The Magical Town of Alamos, Mexico
Only a day's drive from the Arizona border, across the deserts of the Sonora, and up into the mountains of the Sierra Madre is the town of Alamos. At a cool elevation of 482 meters (1581 feet), the beautifully restored colonial town has long been a haven for creative types from the U.S. and Canada. The town also attracts a steady flow of visitors with its stately architecture, incredible galleries and museums, and rich local culture. Alamos has been declared a historical monument as well as one of Mexico's 32 "Magical Towns" by the Mexican government, and it doesn't take visitors long to figure out why.
The climate of the Sierra Madre Occidental is cooler and wetter than the surrounding Sonoran desert, and its special climate is one of the main reasons the Spanish were inspired to create the city here in the first place. That, and the incredibly rich silver mines that made the city immensely wealthy. Today, the mines are long gone and so is their wealth. However, Alamos has found another generation of benefactors in the form of American and Canadian ex-pats who form a lively community here and have dedicated their efforts to restoring the town's glory. By all rights they have been successful, and today visitors to Alamos will find it to be one of the most gracious and beautiful Spanish colonial towns in Mexico.
Alamos began to make it on the gringo map in the 1950's when famous actors like Carrol O'Conner and Rip Torn bought homes there. While some Mexican towns attract the rag tag hippy beach-going crowd, Alamos attracts a more high-end clientele, who own beautifully restored colonial homes, throw masquerade benefit balls, and spend their time creating the works of art that are displayed in the towns numerous galleries. Alamos has an official population count of about 13,000 people, 400 of which are permanent gringo residents, although that number increases in the winter when the snowbirds arrive.
The best time to visit Alamos depends on your reason for visiting. From mid-October to mid-April is the dry season, and during this time the air is cool and fresh. This is high tourist season, so you will see the town's population and prices increase accordingly. From November to February is quail and dove hunting season and this attracts a fair amount of visitors as well. Travel there in the summer and you are likely to have the entire town to yourself. From April to September is the rainy season, and if you enjoy summer rains and low prices this is an excellent time to visit Alamos.
There is a nice selection of places to stay in Alamos, though budget accommodations are scarce. Most hotels are in restored colonial buildings that are unique and inviting. Prices start at about $25 a night and go up to over $100 a night. The Rancho Acosta Bed & Breakfast, RV Park and Guest Ranch, located right outside of town, even offers full hook up sites for RV's and a pool.
There are many wonderful places to eat in Alamos, offering an array of international cuisine combined with traditional Mexican flavors. Tours of the surrounding area can be arranged, including a trip to the historic silver mines of La Aduana, where you will find the stunning Casa La Aduana Restaurant and Hotel, run by Frenchman Chef Sam Beardsly.
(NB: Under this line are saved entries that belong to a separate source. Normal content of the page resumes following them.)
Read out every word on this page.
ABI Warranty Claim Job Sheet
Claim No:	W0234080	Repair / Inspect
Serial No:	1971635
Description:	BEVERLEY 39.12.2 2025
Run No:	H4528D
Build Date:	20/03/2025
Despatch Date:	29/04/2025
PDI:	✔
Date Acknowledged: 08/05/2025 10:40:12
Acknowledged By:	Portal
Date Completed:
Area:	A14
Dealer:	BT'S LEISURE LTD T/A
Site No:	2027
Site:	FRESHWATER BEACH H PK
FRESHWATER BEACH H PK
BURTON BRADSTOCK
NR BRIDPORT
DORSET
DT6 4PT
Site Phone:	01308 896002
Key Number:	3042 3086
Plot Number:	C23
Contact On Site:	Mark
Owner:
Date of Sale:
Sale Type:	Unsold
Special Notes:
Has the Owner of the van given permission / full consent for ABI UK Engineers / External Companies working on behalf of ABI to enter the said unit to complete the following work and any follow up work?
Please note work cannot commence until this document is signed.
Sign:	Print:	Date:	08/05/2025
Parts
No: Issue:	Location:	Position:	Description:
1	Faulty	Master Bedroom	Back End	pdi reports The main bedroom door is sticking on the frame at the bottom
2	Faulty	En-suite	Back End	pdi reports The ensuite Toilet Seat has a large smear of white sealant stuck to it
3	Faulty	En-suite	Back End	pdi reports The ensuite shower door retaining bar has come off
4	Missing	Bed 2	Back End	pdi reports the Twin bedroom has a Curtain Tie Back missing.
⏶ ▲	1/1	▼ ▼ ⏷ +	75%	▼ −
There are many sparkling gems that await to be discovered in Alamos. Though only a short drive from the border (on excellently maintained roads, by the way) Alamos is a world unto itself. The gorgeous mountain vistas have inspired artists from all over the world to congregate there, turning Alamos into a place where people can gather to discuss worldly issues while drinking coffee from lush gardens within their colonial homes. Alamos is truly a unique and special place, a destination not to be missed.